Loudwire included The Ghost Inside among the Best Rock and Metal Albums of 2020. Performances at the world’s most important rock and metal fests and a tour supporting A Day To Remember demonstrated the band’s continued relevance with fans, both old and new.

The group unleashed the first taste of Searching for Solace, an urgent admonishment of entitlement called “Earn It,” in the summer of 2023 in the run-up to their co-headlining tour with Underoath. “Nothing worthwhile is ever gonna be handed to you,” Vigil explained. 

“Death Grip,” one of the album’s most blistering outbursts, followed. “’ Death Grip’ is a song about survival and defying your fate to create your own destiny,” said Vigil. “When push comes to shove, believe in yourself. You don’t need a lifeline when you’ve got a death grip.”

The eleven tracks on Searching for Solace collectively offer a complete picture of The Ghost Inside’s past, present, and future. “This record represents the darkest and brightest places we’ve been on our journey,” says Riley. “It’s about learning to accept good and bad equally.”

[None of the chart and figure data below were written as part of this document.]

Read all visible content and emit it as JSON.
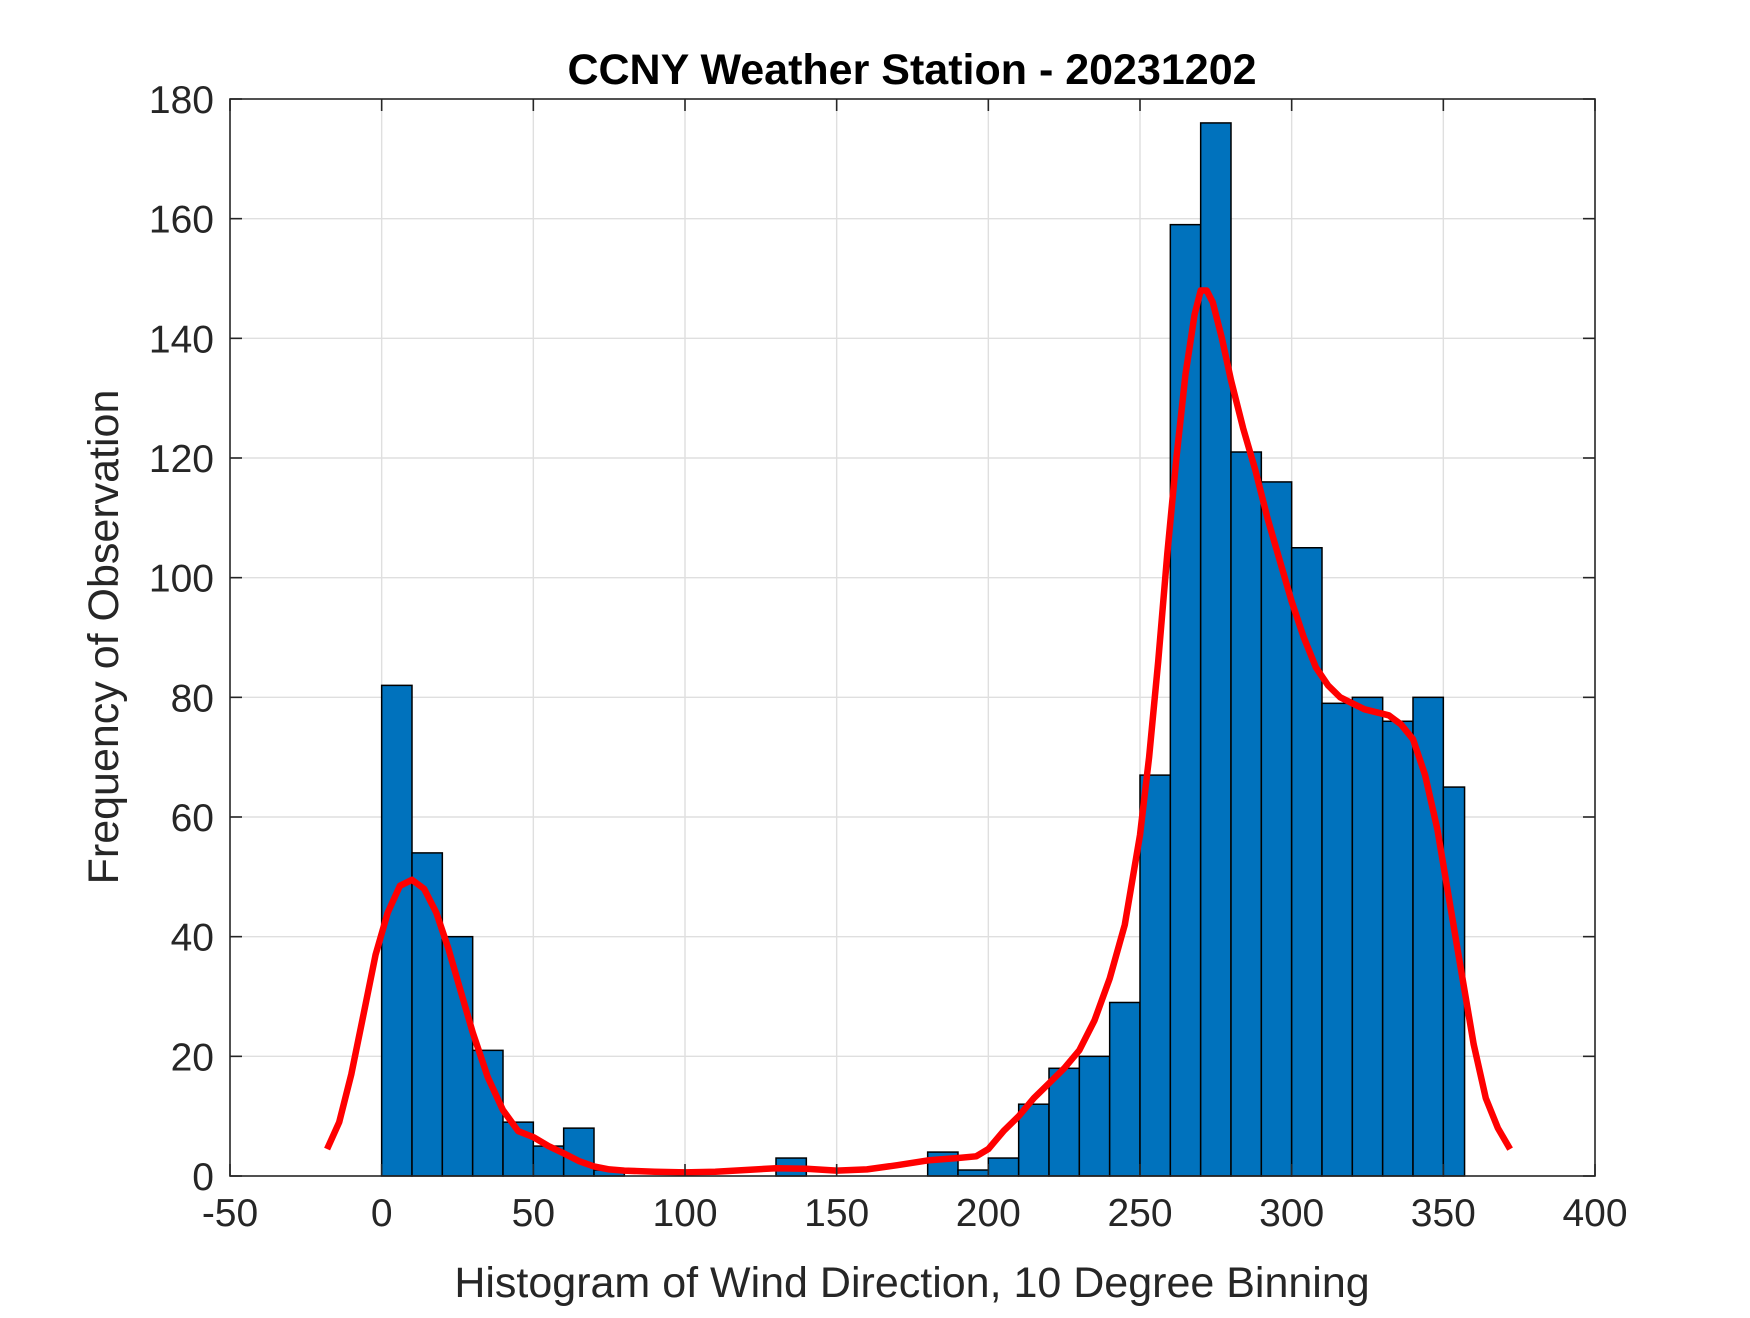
{
  "chart_data": {
    "type": "bar",
    "title": "CCNY Weather Station - 20231202",
    "xlabel": "Histogram of Wind Direction, 10 Degree Binning",
    "ylabel": "Frequency of Observation",
    "xlim": [
      -50,
      400
    ],
    "ylim": [
      0,
      180
    ],
    "xticks": [
      "-50",
      "0",
      "50",
      "100",
      "150",
      "200",
      "250",
      "300",
      "350",
      "400"
    ],
    "yticks": [
      "0",
      "20",
      "40",
      "60",
      "80",
      "100",
      "120",
      "140",
      "160",
      "180"
    ],
    "xtick_values": [
      -50,
      0,
      50,
      100,
      150,
      200,
      250,
      300,
      350,
      400
    ],
    "ytick_values": [
      0,
      20,
      40,
      60,
      80,
      100,
      120,
      140,
      160,
      180
    ],
    "grid": true,
    "bin_edges": [
      0,
      10,
      20,
      30,
      40,
      50,
      60,
      70,
      80,
      90,
      100,
      110,
      120,
      130,
      140,
      150,
      160,
      170,
      180,
      190,
      200,
      210,
      220,
      230,
      240,
      250,
      260,
      270,
      280,
      290,
      300,
      310,
      320,
      330,
      340,
      350,
      357
    ],
    "values": [
      82,
      54,
      40,
      21,
      9,
      5,
      8,
      1,
      0,
      0,
      0,
      0,
      0,
      3,
      0,
      0,
      0,
      0,
      4,
      1,
      3,
      12,
      18,
      20,
      29,
      67,
      159,
      176,
      121,
      116,
      105,
      79,
      80,
      76,
      80,
      65
    ],
    "bar_color": "#0072BD",
    "bar_edge_color": "#000000",
    "fit_curve": {
      "color": "#FF0000",
      "x": [
        -18,
        -14,
        -10,
        -6,
        -2,
        2,
        6,
        10,
        14,
        18,
        22,
        26,
        30,
        35,
        40,
        45,
        50,
        55,
        60,
        65,
        70,
        75,
        80,
        90,
        100,
        110,
        120,
        130,
        140,
        150,
        160,
        170,
        180,
        190,
        196,
        200,
        205,
        210,
        215,
        220,
        225,
        230,
        235,
        240,
        245,
        250,
        253,
        256,
        259,
        262,
        265,
        268,
        270,
        272,
        274,
        277,
        280,
        284,
        288,
        292,
        296,
        300,
        304,
        308,
        312,
        316,
        320,
        324,
        328,
        332,
        336,
        340,
        344,
        348,
        352,
        356,
        360,
        364,
        368,
        372
      ],
      "y": [
        4.5,
        9,
        17,
        27,
        37,
        44,
        48.5,
        49.5,
        48,
        44,
        38,
        31,
        24,
        16.5,
        11,
        7.5,
        6.5,
        5,
        3.8,
        2.5,
        1.6,
        1.1,
        0.9,
        0.7,
        0.6,
        0.7,
        1.0,
        1.3,
        1.2,
        0.9,
        1.1,
        1.8,
        2.6,
        3.0,
        3.3,
        4.5,
        7.5,
        10,
        13,
        15.5,
        18,
        21,
        26,
        33,
        42,
        57,
        70,
        86,
        104,
        120,
        134,
        144,
        148,
        148,
        146,
        140,
        133,
        125,
        118,
        110,
        103,
        96,
        90,
        85,
        82,
        80,
        79,
        78,
        77.5,
        77,
        75.5,
        73,
        67,
        58,
        46,
        34,
        22,
        13,
        8,
        4.5
      ]
    }
  }
}
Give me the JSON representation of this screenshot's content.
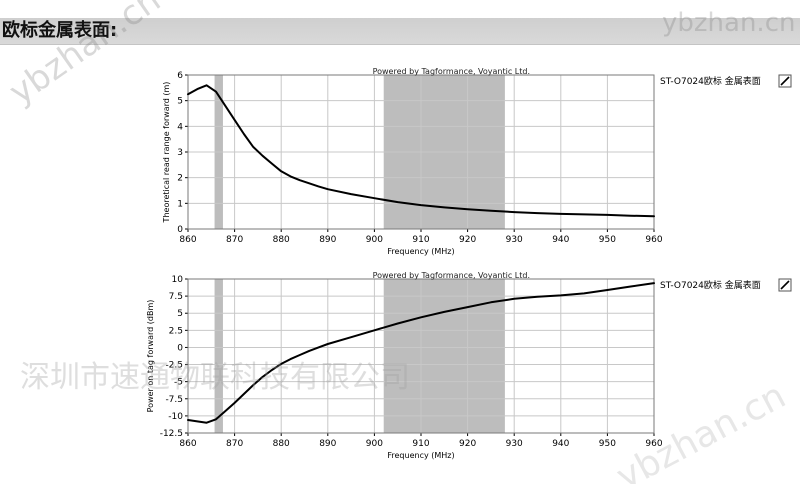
{
  "page": {
    "title": "欧标金属表面:"
  },
  "watermarks": {
    "brand_top_right": "ybzhan.cn",
    "brand_top_left": "ybzhan.cn",
    "brand_bottom_right": "ybzhan.cn",
    "company": "深圳市速通物联科技有限公司"
  },
  "chart_data": [
    {
      "type": "line",
      "title": "Powered by Tagformance, Voyantic Ltd.",
      "xlabel": "Frequency (MHz)",
      "ylabel": "Theoretical read range forward (m)",
      "xlim": [
        860,
        960
      ],
      "ylim": [
        0,
        6
      ],
      "x_ticks": [
        860,
        870,
        880,
        890,
        900,
        910,
        920,
        930,
        940,
        950,
        960
      ],
      "y_ticks": [
        0,
        1,
        2,
        3,
        4,
        5,
        6
      ],
      "x_tick_labels": [
        "860",
        "870",
        "880",
        "890",
        "900",
        "910",
        "920",
        "930",
        "940",
        "950",
        "960"
      ],
      "y_tick_labels": [
        "0",
        "1",
        "2",
        "3",
        "4",
        "5",
        "6"
      ],
      "grid": true,
      "legend_position": "right",
      "bands": [
        {
          "x_start": 865.7,
          "x_end": 867.5,
          "color": "#bdbdbd"
        },
        {
          "x_start": 902,
          "x_end": 928,
          "color": "#bdbdbd"
        }
      ],
      "series": [
        {
          "name": "ST-O7024欧标 金属表面",
          "color": "#000000",
          "x": [
            860,
            862,
            864,
            866,
            868,
            870,
            872,
            874,
            876,
            878,
            880,
            882,
            884,
            886,
            888,
            890,
            895,
            900,
            905,
            910,
            915,
            920,
            925,
            930,
            935,
            940,
            945,
            950,
            955,
            960
          ],
          "y": [
            5.25,
            5.45,
            5.6,
            5.35,
            4.8,
            4.25,
            3.7,
            3.2,
            2.85,
            2.55,
            2.25,
            2.05,
            1.9,
            1.78,
            1.66,
            1.55,
            1.36,
            1.2,
            1.05,
            0.93,
            0.84,
            0.77,
            0.71,
            0.66,
            0.62,
            0.59,
            0.57,
            0.55,
            0.52,
            0.5
          ]
        }
      ]
    },
    {
      "type": "line",
      "title": "Powered by Tagformance, Voyantic Ltd.",
      "xlabel": "Frequency (MHz)",
      "ylabel": "Power on tag forward (dBm)",
      "xlim": [
        860,
        960
      ],
      "ylim": [
        -12.5,
        10
      ],
      "x_ticks": [
        860,
        870,
        880,
        890,
        900,
        910,
        920,
        930,
        940,
        950,
        960
      ],
      "y_ticks": [
        10,
        7.5,
        5,
        2.5,
        0,
        -2.5,
        -5,
        -7.5,
        -10,
        -12.5
      ],
      "x_tick_labels": [
        "860",
        "870",
        "880",
        "890",
        "900",
        "910",
        "920",
        "930",
        "940",
        "950",
        "960"
      ],
      "y_tick_labels": [
        "10",
        "7.5",
        "5",
        "2.5",
        "0",
        "-2.5",
        "-5",
        "-7.5",
        "-10",
        "-12.5"
      ],
      "grid": true,
      "legend_position": "right",
      "bands": [
        {
          "x_start": 865.7,
          "x_end": 867.5,
          "color": "#bdbdbd"
        },
        {
          "x_start": 902,
          "x_end": 928,
          "color": "#bdbdbd"
        }
      ],
      "series": [
        {
          "name": "ST-O7024欧标 金属表面",
          "color": "#000000",
          "x": [
            860,
            862,
            864,
            866,
            868,
            870,
            872,
            874,
            876,
            878,
            880,
            882,
            884,
            886,
            888,
            890,
            895,
            900,
            905,
            910,
            915,
            920,
            925,
            930,
            935,
            940,
            945,
            950,
            955,
            960
          ],
          "y": [
            -10.6,
            -10.8,
            -11,
            -10.5,
            -9.3,
            -8.1,
            -6.8,
            -5.5,
            -4.3,
            -3.3,
            -2.4,
            -1.7,
            -1.1,
            -0.5,
            0,
            0.5,
            1.5,
            2.5,
            3.5,
            4.4,
            5.2,
            5.9,
            6.6,
            7.1,
            7.4,
            7.6,
            7.9,
            8.4,
            8.9,
            9.4
          ]
        }
      ]
    }
  ]
}
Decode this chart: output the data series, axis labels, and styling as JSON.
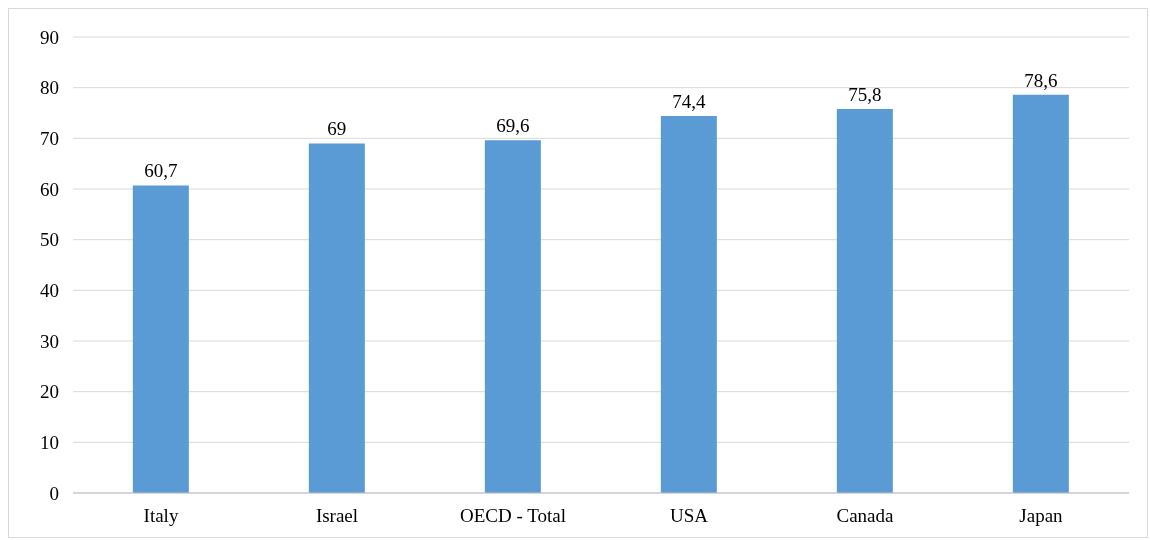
{
  "chart_data": {
    "type": "bar",
    "categories": [
      "Italy",
      "Israel",
      "OECD - Total",
      "USA",
      "Canada",
      "Japan"
    ],
    "values": [
      60.7,
      69,
      69.6,
      74.4,
      75.8,
      78.6
    ],
    "value_labels": [
      "60,7",
      "69",
      "69,6",
      "74,4",
      "75,8",
      "78,6"
    ],
    "color": "#5b9bd5",
    "ylim": [
      0,
      90
    ],
    "yticks": [
      0,
      10,
      20,
      30,
      40,
      50,
      60,
      70,
      80,
      90
    ],
    "grid": "y"
  }
}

Remembering how adversity nearly washed the band away more than once over the years is an integral part of that journey. “There was a time when all five of us thought this band was over,” Vigil says. “Having a new lease on life means we won’t pander to anybody or sacrifice ourselves. If our story had ended, I would have been so sad knowing we have so much left to give, say, and do. So, we’re not going to squander it. We’re going to take it to the fullest.”